Surpassing execution of reduction operations is controlled by Run-Time system startup parameter dopl_WaitRD, that can be
0 | - | surpassing execution of reduction operations is not allowed; |
1 | - | to perform the attempts of surpassing execution of reduction operations when transiting from one portion of internal iterations of the loop to other; |
2 | - | to perform additional attempts of surpassing execution of reduction operations when transiting from execution of exported elements to first portion of internal iterations or from last portion of internal iterations to computation of exported elements (see section 9.3). |
Surpassing execution of reduction operations is performed for all reduction groups, started by strtrd_ function.
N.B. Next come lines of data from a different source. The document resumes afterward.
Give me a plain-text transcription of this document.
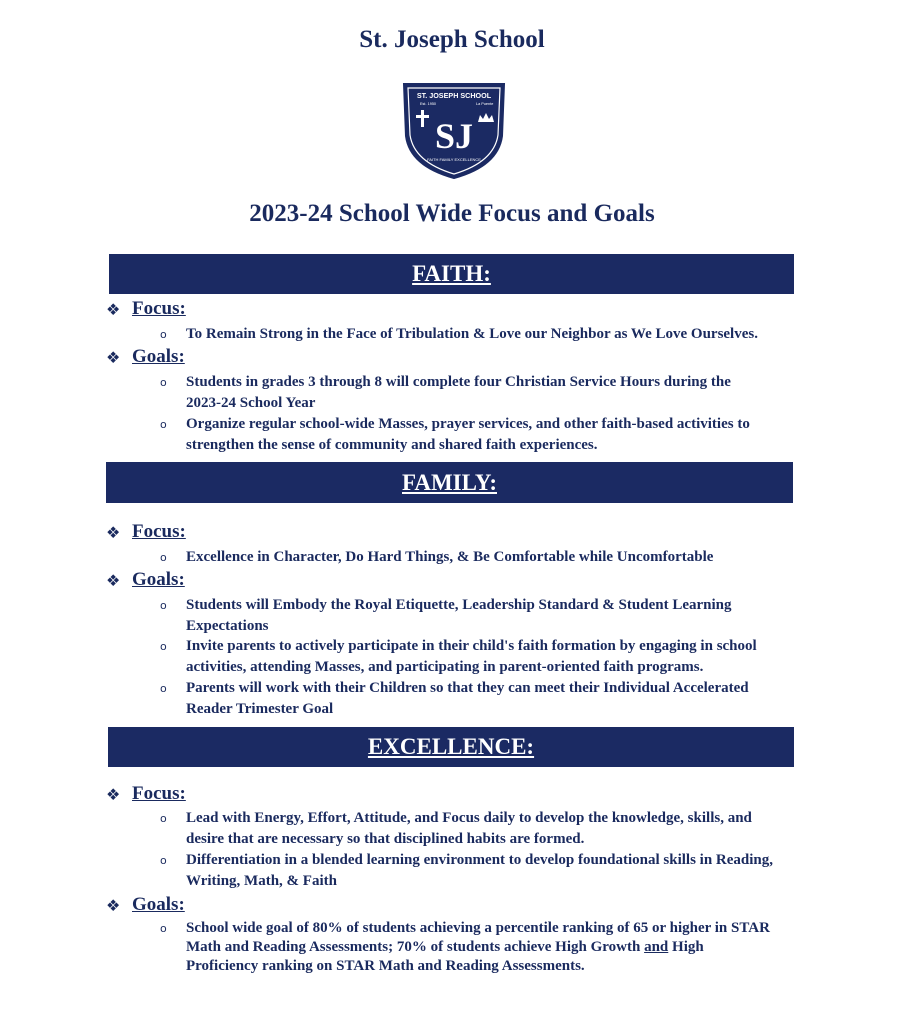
St. Joseph School
ST. JOSEPH SCHOOL
Est. 1950	La Puente
SJ
FAITH FAMILY EXCELLENCE
2023-24 School Wide Focus and Goals
FAITH:
❖ Focus:
o To Remain Strong in the Face of Tribulation & Love our Neighbor as We Love Ourselves.
❖ Goals:
o Students in grades 3 through 8 will complete four Christian Service Hours during the
2023-24 School Year
o Organize regular school-wide Masses, prayer services, and other faith-based activities to
strengthen the sense of community and shared faith experiences.
FAMILY:
❖ Focus:
o Excellence in Character, Do Hard Things, & Be Comfortable while Uncomfortable
❖ Goals:
o Students will Embody the Royal Etiquette, Leadership Standard & Student Learning
Expectations
o Invite parents to actively participate in their child's faith formation by engaging in school
activities, attending Masses, and participating in parent-oriented faith programs.
o Parents will work with their Children so that they can meet their Individual Accelerated
Reader Trimester Goal
EXCELLENCE:
❖ Focus:
o Lead with Energy, Effort, Attitude, and Focus daily to develop the knowledge, skills, and
desire that are necessary so that disciplined habits are formed.
o Differentiation in a blended learning environment to develop foundational skills in Reading,
Writing, Math, & Faith
❖ Goals:
o School wide goal of 80% of students achieving a percentile ranking of 65 or higher in STAR
Math and Reading Assessments; 70% of students achieve High Growth and High
Proficiency ranking on STAR Math and Reading Assessments.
Note. Splitting of internal iterations of parallel loop into the portions is also performed to request completion of all receivings and sendings of messages when dealing with MPI message passing system: if Run-Time system startup parameter dopl_MPI_Test is non-zero, every call of dopl_ function is accompanied with MPI_Test function call for every non-completed exchange of messages. MPI_Test function is called to "push" asynchronous message passing, i.e. for more overlapping of message exchange with computations (MPI specific).
If both dopl_WaitRD and dopl_MPI_Test parameters are zero, internal iterations of parallel loops are not split into portions.